1/12/2018

Aquella máquina de escribir

    A los trece años me compraron una máquina de escribir. Era Olivetti, y era la protagonista de uno de mis sueños recurrentes: inventar con ella historias que como mínimo no resbalaran, así como si nada, por la piel de los lectores. Imaginaba que mi máquina y yo penetraríamos, abecedario de por medio, la humanidad de medio mundo hasta danzar en sus adentros.
    Con el tiempo llegué a usarla como el mejor de los expertos. Aparte de los deberes del liceo me habitué a acribillar el papel bond con letras, frases, párrafos, signos de puntuación e ideas con la pretensión de convertirlos en algo más que la tarea obligada. Fue entonces cuando descubrí que escribir supone también una descarga  -de dolor, alegría esperanza o rabia-  y una búsqueda sinónimo de cacería. Mi máquina se transformó en campo de batalla y en laboratorio: experimenté con sueños, ocurrencias, imaginación, tramas, y en fin, acabé por aprender que para decir, para abarcar este resbaladizo mundo desde lo que vamos siendo es preciso armarse de lenguaje.
    Los sonidos de mi máquina no he vuelto a hallarlos en ningún lugar. La cadencia de las teclas del computador, su suavidad aberrante, dista años luz del traqueteo romántico que la Olivetti ofrecía en plena madrugada. Sí, la madrugada. Fueron aquellos tiempos los que prefiguraron a quien años después sería un noctámbulo de corazón y raza. El placer de la literatura a las dos de la mañana es uno de los pocos que han salido indemnes del trapiche de la historia. La historia particular de cada quien, en este caso mía. A las dos de la mañana no todos los gatos son pardos, lo cual implica que a esas horas ciertos matices, algunos ritmos, determinadas significaciones saltan al  -o del-  papel como batracios o duendes para insinuar mil cosas. Ese resultó otro hallazgo: el verbo insinuar va de la mano con el hecho literario.
    De la vieja máquina, con sus teclas firmes y el cling al terminar  la línea, con ese taca taca equivalente a martillar la lengua, metáfora del hojalatero de palabras, acababa uno la faena con los dedos sucios, manchados de blanco gracias a la labor de poda: retroceder y comenzar en brazos del corrector líquido. Mi máquina Olivetti estuvo conmigo hasta pasados unos años en la universidad.
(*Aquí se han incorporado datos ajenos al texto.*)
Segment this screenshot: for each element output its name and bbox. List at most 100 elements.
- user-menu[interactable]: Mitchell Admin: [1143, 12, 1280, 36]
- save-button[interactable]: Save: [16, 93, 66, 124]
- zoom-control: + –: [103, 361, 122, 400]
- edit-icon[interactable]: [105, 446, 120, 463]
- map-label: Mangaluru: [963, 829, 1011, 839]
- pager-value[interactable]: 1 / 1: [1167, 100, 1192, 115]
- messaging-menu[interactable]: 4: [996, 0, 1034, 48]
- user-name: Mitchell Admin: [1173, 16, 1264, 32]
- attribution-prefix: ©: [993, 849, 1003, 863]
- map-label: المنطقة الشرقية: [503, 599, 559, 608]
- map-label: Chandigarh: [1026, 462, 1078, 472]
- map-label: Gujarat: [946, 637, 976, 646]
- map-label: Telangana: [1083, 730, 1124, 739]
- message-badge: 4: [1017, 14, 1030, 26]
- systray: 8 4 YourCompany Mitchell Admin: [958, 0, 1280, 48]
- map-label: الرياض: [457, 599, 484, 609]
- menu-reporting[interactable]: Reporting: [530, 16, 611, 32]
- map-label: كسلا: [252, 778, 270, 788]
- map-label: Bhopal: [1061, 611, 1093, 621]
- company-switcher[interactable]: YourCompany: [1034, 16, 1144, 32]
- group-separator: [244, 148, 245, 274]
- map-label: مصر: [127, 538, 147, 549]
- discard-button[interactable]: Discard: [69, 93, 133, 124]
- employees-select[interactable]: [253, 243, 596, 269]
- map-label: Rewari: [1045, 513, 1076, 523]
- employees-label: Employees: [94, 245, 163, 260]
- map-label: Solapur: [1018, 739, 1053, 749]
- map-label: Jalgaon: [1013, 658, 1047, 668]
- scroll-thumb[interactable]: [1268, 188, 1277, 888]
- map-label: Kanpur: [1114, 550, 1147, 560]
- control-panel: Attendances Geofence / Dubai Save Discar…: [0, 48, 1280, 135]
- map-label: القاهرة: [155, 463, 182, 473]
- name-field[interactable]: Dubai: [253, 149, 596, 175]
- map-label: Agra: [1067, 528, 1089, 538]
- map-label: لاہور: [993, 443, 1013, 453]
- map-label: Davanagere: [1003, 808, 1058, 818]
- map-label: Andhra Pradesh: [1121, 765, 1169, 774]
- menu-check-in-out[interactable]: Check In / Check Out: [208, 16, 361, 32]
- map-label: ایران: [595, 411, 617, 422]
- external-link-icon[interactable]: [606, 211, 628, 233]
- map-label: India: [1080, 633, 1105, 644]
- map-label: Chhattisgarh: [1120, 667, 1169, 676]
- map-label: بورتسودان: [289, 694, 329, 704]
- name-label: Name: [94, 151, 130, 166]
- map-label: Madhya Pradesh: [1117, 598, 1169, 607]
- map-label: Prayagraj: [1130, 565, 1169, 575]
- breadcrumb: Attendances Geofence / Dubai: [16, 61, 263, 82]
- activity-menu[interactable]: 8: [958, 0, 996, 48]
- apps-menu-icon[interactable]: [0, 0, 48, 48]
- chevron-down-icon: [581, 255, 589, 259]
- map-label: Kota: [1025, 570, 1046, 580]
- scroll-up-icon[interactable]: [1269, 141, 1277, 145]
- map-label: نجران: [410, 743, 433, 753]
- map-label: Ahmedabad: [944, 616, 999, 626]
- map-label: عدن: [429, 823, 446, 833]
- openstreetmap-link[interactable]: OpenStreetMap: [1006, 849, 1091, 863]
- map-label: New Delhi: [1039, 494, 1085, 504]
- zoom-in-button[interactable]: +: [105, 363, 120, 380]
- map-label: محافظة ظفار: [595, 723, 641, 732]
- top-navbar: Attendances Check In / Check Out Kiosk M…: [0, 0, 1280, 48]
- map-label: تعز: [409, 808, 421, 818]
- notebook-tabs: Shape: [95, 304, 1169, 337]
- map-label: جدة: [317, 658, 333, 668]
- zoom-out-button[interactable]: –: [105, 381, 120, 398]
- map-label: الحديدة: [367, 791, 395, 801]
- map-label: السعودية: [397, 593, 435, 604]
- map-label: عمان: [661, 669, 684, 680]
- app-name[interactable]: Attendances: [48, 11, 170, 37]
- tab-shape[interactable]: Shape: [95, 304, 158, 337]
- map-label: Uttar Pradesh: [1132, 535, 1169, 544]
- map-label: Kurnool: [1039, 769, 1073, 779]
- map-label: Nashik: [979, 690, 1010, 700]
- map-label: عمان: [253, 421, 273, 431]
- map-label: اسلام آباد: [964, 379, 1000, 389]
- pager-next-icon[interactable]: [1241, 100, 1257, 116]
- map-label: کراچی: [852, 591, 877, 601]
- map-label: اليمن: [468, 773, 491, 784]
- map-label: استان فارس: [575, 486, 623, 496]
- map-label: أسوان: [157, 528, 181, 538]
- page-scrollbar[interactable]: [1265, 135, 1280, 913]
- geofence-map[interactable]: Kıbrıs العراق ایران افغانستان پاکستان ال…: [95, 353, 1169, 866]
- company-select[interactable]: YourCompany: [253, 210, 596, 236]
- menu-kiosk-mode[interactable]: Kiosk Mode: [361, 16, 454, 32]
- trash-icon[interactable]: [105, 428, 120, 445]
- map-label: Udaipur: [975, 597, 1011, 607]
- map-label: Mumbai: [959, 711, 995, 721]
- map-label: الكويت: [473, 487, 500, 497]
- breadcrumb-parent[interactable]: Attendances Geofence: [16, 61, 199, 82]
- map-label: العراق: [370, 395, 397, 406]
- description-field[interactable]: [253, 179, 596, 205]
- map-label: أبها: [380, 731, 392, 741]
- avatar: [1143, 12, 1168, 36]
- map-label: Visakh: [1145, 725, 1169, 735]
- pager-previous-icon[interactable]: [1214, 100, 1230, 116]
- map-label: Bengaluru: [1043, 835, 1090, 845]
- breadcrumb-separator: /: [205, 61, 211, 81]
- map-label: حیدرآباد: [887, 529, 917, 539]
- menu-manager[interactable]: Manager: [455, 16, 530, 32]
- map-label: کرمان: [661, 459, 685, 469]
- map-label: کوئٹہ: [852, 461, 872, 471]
Luego desapareció en silencio, tal y como había llegado, esfumándose una vez de mi habitación del piso siete en la torre de Los Apamates.
    Sobre el estuche de plástico que servía para guardarla pegué un recorte de revista, el rostro de Julio Cortázar con su cigarrillo a lo Bogart. Con ella, la Olivetti que llevo en la memoria como acompañante de mil y una batallas, el mundo se abrió al misterio agazapado detrás de las palabras. Imagino que es un sentimiento parecido al del marino cuando, solo en medio de la noche y las olas y un cielo con estrellas al más puro estilo de Van Gogh, piensa en la vida, en el pasado o el presente mientras enciende su tabaco.
    A mano o en computadora, cada vez que escribo escucho a la Olivetti y su golpe  de teclas, hecha un trasto sin perder la reciedumbre. Veo los tipos de metal dándole a la cinta, al papel, al rodillo que les sirve de apoyo. Entonces me digo que escribir, sin duda, es también y por supuesto un ejercicio de memoria. Y de qué modo.